Microsoft launches Project Brainwave, its deep learning acceleration platform

Microsoft today announced at its Build conference the preview launch of Project Brainwave, its platform for running deep learning models in its Azure cloud and on the edge in real time.

While some of Microsoft’s competitors, including Google, are betting on custom chips, Microsoft continues to bet on FPGAs to accelerate its models, and Brainwave is no exception. Microsoft argues that FPGAs give it more flexibility than designing custom chips and that the performance it achieves on standard Intel Stratix FPGAs is at least comparable to that of custom chips.

Last August, the company first detailed some aspects of Brainwave, which consists of three distinct layers: a high-performance distributed architecture; a hardware deep neural networking engine that has been synthesized onto the FPGAs; and a compiler and runtime for deploying the pre-trained models.

Microsoft is attaching the FPGAs right to its overall data center network, which allows them to become something akin to hardware microservices.

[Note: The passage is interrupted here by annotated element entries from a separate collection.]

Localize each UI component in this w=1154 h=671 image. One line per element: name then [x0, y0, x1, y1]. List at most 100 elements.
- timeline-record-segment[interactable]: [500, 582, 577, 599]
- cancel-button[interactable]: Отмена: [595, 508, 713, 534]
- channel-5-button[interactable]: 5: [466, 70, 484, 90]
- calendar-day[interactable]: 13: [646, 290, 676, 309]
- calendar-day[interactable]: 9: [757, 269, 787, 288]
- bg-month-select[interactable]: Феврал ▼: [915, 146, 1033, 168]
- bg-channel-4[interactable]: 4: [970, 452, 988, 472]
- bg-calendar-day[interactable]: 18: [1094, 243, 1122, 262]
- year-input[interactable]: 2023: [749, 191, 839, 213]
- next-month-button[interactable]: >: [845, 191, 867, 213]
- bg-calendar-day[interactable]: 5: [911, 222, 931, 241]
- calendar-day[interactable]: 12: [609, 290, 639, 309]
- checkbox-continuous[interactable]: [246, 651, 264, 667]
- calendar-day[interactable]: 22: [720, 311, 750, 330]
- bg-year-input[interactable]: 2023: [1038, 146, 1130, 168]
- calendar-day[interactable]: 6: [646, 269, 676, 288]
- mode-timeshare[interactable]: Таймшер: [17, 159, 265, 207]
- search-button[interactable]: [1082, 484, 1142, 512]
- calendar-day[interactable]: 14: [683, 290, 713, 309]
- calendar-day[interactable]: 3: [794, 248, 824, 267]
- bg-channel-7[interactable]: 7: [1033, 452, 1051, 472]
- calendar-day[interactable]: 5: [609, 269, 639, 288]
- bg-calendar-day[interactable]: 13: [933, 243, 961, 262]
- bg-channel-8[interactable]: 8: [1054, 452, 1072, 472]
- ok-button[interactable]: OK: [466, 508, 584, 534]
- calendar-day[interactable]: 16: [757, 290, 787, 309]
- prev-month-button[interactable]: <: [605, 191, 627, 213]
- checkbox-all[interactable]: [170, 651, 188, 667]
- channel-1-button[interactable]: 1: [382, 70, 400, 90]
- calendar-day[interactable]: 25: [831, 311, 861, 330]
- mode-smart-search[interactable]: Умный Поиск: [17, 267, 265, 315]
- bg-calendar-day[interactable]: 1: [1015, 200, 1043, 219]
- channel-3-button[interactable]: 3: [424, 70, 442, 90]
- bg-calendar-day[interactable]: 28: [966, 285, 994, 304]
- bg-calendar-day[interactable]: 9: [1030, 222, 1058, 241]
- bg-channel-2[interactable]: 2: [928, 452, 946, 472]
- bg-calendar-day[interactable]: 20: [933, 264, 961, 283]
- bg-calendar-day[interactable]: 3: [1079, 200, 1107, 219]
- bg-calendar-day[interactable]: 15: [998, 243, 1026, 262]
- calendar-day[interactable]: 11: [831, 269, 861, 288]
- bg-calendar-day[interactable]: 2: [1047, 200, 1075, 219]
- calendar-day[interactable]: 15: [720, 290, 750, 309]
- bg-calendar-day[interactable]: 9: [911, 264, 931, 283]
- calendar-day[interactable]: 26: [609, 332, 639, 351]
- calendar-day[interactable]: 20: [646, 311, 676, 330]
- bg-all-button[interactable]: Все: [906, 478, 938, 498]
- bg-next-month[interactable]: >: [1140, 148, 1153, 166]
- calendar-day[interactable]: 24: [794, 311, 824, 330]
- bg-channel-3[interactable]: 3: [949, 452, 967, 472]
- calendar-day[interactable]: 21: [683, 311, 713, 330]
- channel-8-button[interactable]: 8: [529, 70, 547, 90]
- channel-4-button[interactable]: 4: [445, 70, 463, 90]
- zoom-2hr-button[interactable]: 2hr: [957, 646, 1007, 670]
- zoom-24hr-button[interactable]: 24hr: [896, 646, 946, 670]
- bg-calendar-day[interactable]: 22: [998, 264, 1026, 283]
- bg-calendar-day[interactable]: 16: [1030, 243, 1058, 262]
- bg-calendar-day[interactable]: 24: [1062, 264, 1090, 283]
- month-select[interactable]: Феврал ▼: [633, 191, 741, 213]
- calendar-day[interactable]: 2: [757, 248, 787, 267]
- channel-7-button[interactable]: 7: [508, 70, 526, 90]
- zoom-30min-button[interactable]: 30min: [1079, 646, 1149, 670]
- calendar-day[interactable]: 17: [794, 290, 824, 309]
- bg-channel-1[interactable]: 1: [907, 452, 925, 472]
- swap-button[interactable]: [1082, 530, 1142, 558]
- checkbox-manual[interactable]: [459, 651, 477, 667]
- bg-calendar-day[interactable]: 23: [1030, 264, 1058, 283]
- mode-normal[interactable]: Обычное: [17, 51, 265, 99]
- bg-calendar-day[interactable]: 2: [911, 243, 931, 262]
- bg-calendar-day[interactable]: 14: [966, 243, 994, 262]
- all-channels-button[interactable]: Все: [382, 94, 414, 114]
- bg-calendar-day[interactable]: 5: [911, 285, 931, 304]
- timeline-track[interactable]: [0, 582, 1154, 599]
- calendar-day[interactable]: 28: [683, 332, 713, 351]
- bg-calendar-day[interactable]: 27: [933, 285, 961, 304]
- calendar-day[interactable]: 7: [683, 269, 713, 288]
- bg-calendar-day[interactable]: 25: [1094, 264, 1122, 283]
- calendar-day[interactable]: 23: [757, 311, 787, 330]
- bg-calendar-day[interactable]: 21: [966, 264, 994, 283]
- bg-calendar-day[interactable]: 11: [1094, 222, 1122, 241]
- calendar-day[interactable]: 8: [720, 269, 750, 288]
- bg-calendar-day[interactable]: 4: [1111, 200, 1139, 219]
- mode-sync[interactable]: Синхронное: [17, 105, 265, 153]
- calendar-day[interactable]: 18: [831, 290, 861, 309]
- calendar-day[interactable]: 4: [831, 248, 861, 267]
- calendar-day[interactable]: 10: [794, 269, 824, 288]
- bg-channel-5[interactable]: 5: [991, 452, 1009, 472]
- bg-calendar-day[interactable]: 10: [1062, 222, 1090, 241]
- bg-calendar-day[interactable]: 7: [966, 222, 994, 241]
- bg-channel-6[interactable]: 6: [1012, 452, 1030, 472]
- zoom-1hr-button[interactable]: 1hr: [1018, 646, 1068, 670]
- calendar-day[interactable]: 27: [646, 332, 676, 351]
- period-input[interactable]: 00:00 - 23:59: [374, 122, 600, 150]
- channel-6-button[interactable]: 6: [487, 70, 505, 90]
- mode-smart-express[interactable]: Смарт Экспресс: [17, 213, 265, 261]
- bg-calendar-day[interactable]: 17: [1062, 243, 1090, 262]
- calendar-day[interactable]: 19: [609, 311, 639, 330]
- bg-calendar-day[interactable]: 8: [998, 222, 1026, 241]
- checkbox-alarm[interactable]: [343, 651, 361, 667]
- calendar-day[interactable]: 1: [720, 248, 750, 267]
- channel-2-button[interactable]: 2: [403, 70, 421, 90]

The advantage here is high throughput and a large latency reduction because this architecture allows Microsoft to bypass the CPU of a traditional server to talk directly to the FPGAs. Indeed, Microsoft argues that Brainwave offers 5x less latency than Google’s TPUs.

When Microsoft first announced BrainWave, the software stack supported both the Microsoft Cognitive Toolkit and Google’s TensorFlow frameworks.

Brainwave is now in preview on Azure and Microsoft also promises to bring support for it to Azure Stack and the Azure Data Box appliance.